Massachusetts has done a great job over the past two years to reduce smoking prevalence. But as a new report from the American Lung Association clearly shows, there’s still a lot of work to be done.
First, the good news. The association credited the state for a “robust” indoor air quality law and for passing the nation’s first law to remove all flavored tobacco products, including menthol, from the market. Granted, the sight of a smoker is rarer than it has ever been in the state’s recent history.
But there’s also growing evidence that a new wave of smokers is beginning to emerge from the hallways and bathrooms of local high schools. And the state must redouble its investment in the health of its adolescent population.

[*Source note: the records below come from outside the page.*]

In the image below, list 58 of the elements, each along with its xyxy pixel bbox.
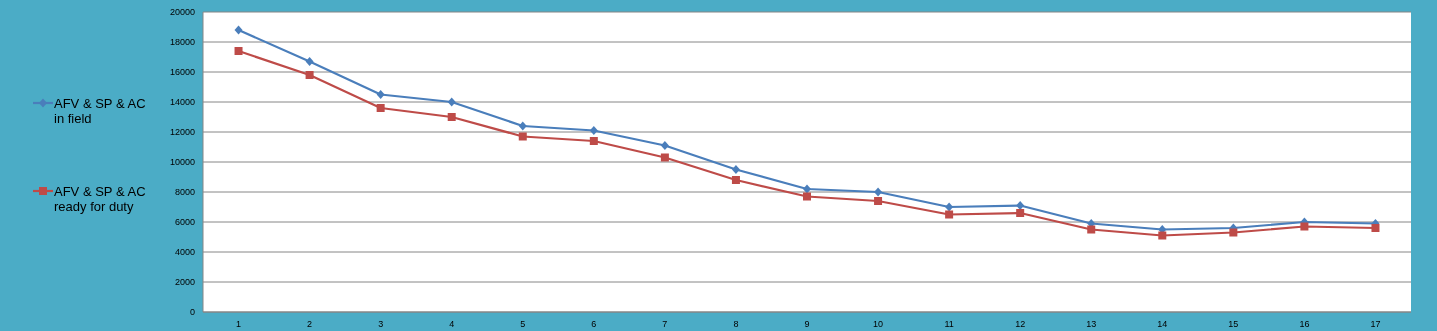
point	[803, 184, 811, 194]
x-tick-label: 9	[804, 319, 810, 330]
point	[731, 176, 740, 184]
x-tick-label: 12	[1015, 319, 1026, 330]
point	[589, 126, 598, 135]
point	[376, 104, 385, 112]
x-tick-label: 6	[591, 319, 597, 330]
point	[447, 97, 456, 107]
point	[1300, 222, 1309, 231]
y-tick-label: 2000	[174, 277, 195, 288]
point	[660, 141, 669, 150]
point	[447, 113, 456, 121]
point	[1371, 224, 1380, 232]
y-tick-label: 16000	[169, 67, 195, 78]
point	[376, 90, 385, 99]
y-tick-label: 10000	[169, 157, 195, 168]
y-tick-label: 0	[189, 307, 195, 318]
point	[518, 121, 527, 131]
x-tick-label: 7	[662, 319, 668, 330]
y-tick-label: 12000	[169, 127, 195, 138]
point	[874, 197, 883, 205]
x-tick-label: 14	[1157, 319, 1168, 330]
y-tick-label: 6000	[174, 217, 195, 228]
point	[1016, 201, 1025, 210]
x-tick-label: 13	[1086, 319, 1097, 330]
point	[589, 137, 598, 145]
point	[234, 47, 243, 55]
point	[1016, 209, 1025, 217]
legend-label: AFV & SP & AC in field	[54, 95, 146, 127]
y-tick-label: 8000	[174, 187, 195, 198]
point	[518, 132, 527, 141]
legend-label: AFV & SP & AC ready for duty	[54, 183, 146, 215]
point	[803, 192, 811, 201]
x-tick-label: 16	[1299, 319, 1310, 330]
x-tick-label: 10	[873, 319, 884, 330]
point	[1229, 228, 1238, 237]
point	[305, 57, 314, 66]
y-tick-label: 18000	[169, 37, 195, 48]
y-tick-label: 4000	[174, 247, 195, 258]
point	[305, 71, 314, 79]
x-tick-label: 17	[1370, 319, 1381, 330]
x-tick-label: 3	[378, 319, 384, 330]
point	[1158, 231, 1167, 240]
point	[945, 202, 954, 212]
x-tick-label: 4	[449, 319, 455, 330]
point	[1087, 225, 1096, 234]
x-tick-label: 2	[307, 319, 313, 330]
x-tick-label: 8	[733, 319, 739, 330]
point	[874, 187, 883, 197]
point	[945, 210, 954, 219]
point	[731, 165, 740, 174]
x-tick-label: 15	[1228, 319, 1239, 330]
x-tick-label: 5	[520, 319, 526, 330]
x-tick-label: 11	[944, 319, 954, 330]
y-tick-label: 20000	[169, 7, 195, 18]
y-tick-label: 14000	[169, 97, 195, 108]
point	[660, 153, 669, 162]
x-tick-label: 1	[236, 319, 242, 330]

The report’s authors note – rightly – that the state should do more to help teens avoid what could be a lifelong addiction to tobacco products.
“While we have seen tremendous progress in Massachusetts, smoking remains our leading cause of preventable death and disease, claiming approximately 28,170 lives each year,” said Trevor Summerfield, director of advocacy for the American Lung Association in Massachusetts.
“If we are to continue our progress and leadership on tobacco control policy, we must do more to prevent young people from starting to smoke, support those who want to quit, and tackle the unequal burden of tobacco use in communities. experiencing health disparities. »
Proponents say the state should spend more on prevention and smoking cessation programs.
“Despite receiving more than $686 million in tobacco settlement payments and tobacco taxes, Massachusetts is funding tobacco control efforts at only 11% of the level recommended by the Centers for Disease Control and Prevention, Summerfield said.
The money, he said, “should be used to support the health of our communities, and to prevent smoking and help people quit smoking, and not switch to e-cigarettes. These programs are also essential to help end tobacco-related health disparities.”
It’s time for lawmakers to put the money where it’s needed most.
Given the state’s success in controlling tobacco use over the past 20 years, it would be unconscionable to let the ever-growing vaping industry entrap a whole new generation of smokers.